Nous pensons que c'est la meilleure façon d'étudier des problèmes théoriques dont la pertinence en biologie est avérée, et ainsi de contribuer à faire progresser les deux sciences.

En collaboration avec d’autres équipes de recherche, Mamba développe des méthodes pour optimiser les thérapies médicamenteuses du cancer, et également pour modéliser la croissance tissulaire saine ou pathologique, c’est-à-dire sous un contrôle normal ou endommagé, dans des systèmes multiéchelles. 

Quelles sont les applications concrètes des recherches de Mamba ?

Le mouvement cellulaire et la croissance de populations de cellules est un thème central de Mamba qui a de multiples applications : croissance des bactéries ou cancer, contrôle physiologique ou réaction des cellules lors de stress ou d'action médicamenteuse. 

Un autre domaine d’application important est l’agrégation des protéines qui se produit dans les maladies dites "amyloïdes" (un groupe de maladies parmi lesquelles on peut citer les maladies d’Alzheimer, de Parkinson, de Creuzfeldt-Jakob ou encore de Huntington). 

L'équipe s'intéresse également à la médecine régénérative, en particulier Dirk Drasdo et son groupe autour de la régénération du foie après chirurgie ou à la suite de dommages induits par des médicaments 

Un autre thème de recherche de l'équipe, en plein essor, concerne l’épidémiologie mathématique.
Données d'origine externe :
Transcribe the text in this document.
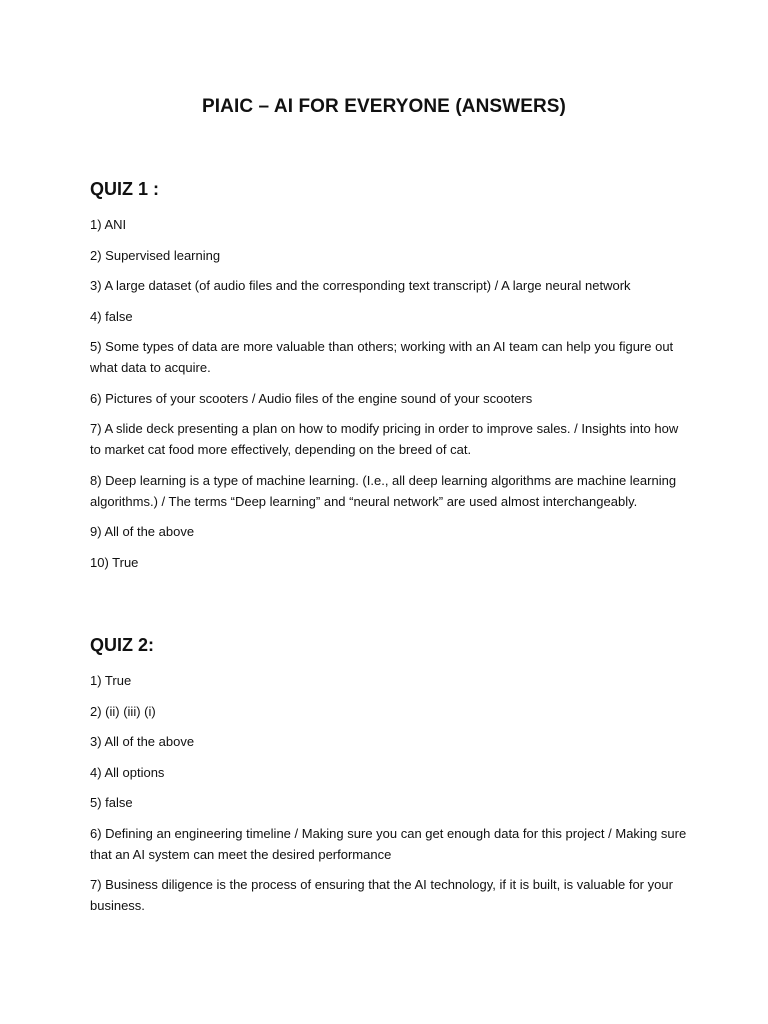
PIAIC – AI FOR EVERYONE (ANSWERS)
QUIZ 1 :
1) ANI
2) Supervised learning
3) A large dataset (of audio files and the corresponding text transcript) / A large neural network
4) false
5) Some types of data are more valuable than others; working with an AI team can help you figure out what data to acquire.
6) Pictures of your scooters / Audio files of the engine sound of your scooters
7) A slide deck presenting a plan on how to modify pricing in order to improve sales. / Insights into how to market cat food more effectively, depending on the breed of cat.
8) Deep learning is a type of machine learning. (I.e., all deep learning algorithms are machine learning algorithms.) / The terms “Deep learning” and “neural network” are used almost interchangeably.
9) All of the above
10) True
QUIZ 2:
1) True
2) (ii) (iii) (i)
3) All of the above
4) All options
5) false
6) Defining an engineering timeline / Making sure you can get enough data for this project / Making sure that an AI system can meet the desired performance
7) Business diligence is the process of ensuring that the AI technology, if it is built, is valuable for your business.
Initialement motivé par le contrôle de la dengue par différentes stratégies concernant les moustiques vecteurs, le sujet s’est élargi car plusieurs membres de l'équipe se sont investis sur la modélisation et le contrôle de la pandémie de Covid-19.

Des modèles mathématiques pour des expériences in silico sur ordinateur

L’étude des systèmes biologiques est particulièrement difficile de par la présence de nombreux agents, d’interactions, et différents niveaux d’organisation (échelle moléculaire, de l’organisme, des communautés). Afin de dégager les principaux acteurs d’une observable (par exemple la croissance d’une population tumorale en présence d’une drogue cytotoxique), l'équipe cherche à développer des environnements in silico, à l’aide de modèles mathématiques mettant en jeu un nombre réduit d’agents et d’interactions. Leurs études passent donc par la mise en équations des systèmes, la simulation et l’analyse des modèles mathématiques proposés, ainsi que leur confrontation aux données expérimentales. Diane Peurichard, chercheuse au sein de l'équipe-projet, nous souligne les enjeux :

Les modèles validés sur les données peuvent aussi avoir un caractère prédictif, permettant de réaliser des expériences in silico sur ordinateur, plus maniables que des expériences in vitro ou in vivo nécessitant un cadre expérimental coûteux en matériel et en temps.

Comprendre et prédire la formation de cellules cancéreuses

Diane nous précise également les contours des recherches de l'équipe :

Nous travaillons actuellement sur deux axes reliés au cancer, avec pour objectif de comprendre et d’identifier les mécanismes biologiques principalement responsables de la croissance tumorale et de l’apparition de résistances aux traitements. 

Luis Almeida et Diane Peurichard travaillent plus particulièrement sur deux types de cancers. Ils sont impliqués dans le programme national HTE Moglimaging (prenant fin en mars 2021) sur l’étude du glioblastome (GBM), la plus agressive des tumeurs cérébrales. Le but de ce projet est d’étudier l’hétérogénéité tumorale et la capacité de résistance aux traitements, avec pour objectif final la prédiction de la réponse du patient aux différents traitements administrés. Ils travaillent plus particulièrement en collaboration avec l’équipe de François Vallette du centre de recherche en cancérologie, université de Nantes, qui effectue les expériences in vitro et fournit les données expérimentales.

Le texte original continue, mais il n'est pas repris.